Alessi was enthusiastic about the architecture of antiquity. He copied the style, which helped him to fame all over Europe.
In Rome, where he studied from 1536 to 1542, he met Michelangelo Buonarroti, whose work influenced his style from then on.
From 1542 to 1544 he built the Paolina-Rocca fortress in Perugia, then Via Nuova and the church of S. Maria del Popolo.
From 1548 Alessi was a Genoese resident. One of his main works there is the new construction of the harbour with a guardhouse (1550), the Strada Nuova (today Via Garibaldi) with some of the most beautiful palaces of Genoa, also suburban villas with interesting staircases, and colonnades on slopes, as well as numerous churches.
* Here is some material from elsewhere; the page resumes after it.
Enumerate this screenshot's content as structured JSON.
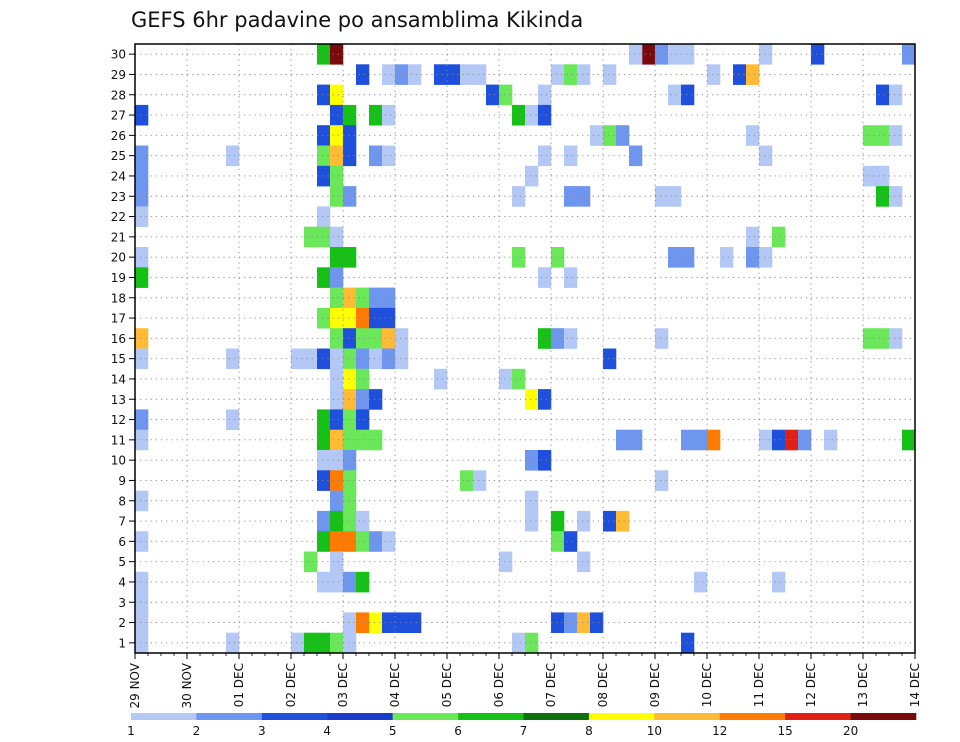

The main work among them is the church of Santa Maria Assunta dei Carignano, begun in 1552. Other examples of his art are Palazzi (Palazzo Municipale) and churches in Milan, some parts (church and monastery) of the Escorial in Madrid and numerous churches and buildings in Sicily, Flanders and Germany.
The young Rubens was so fascinated by his works that he made a series of drawings based on them, which were published in 1622 under the title Palazzi di Genova.
Alessi also designed the Basilica of Santa Maria degli Angeli (Assisi) in Assisi, one of the largest churches of Christianity (1568).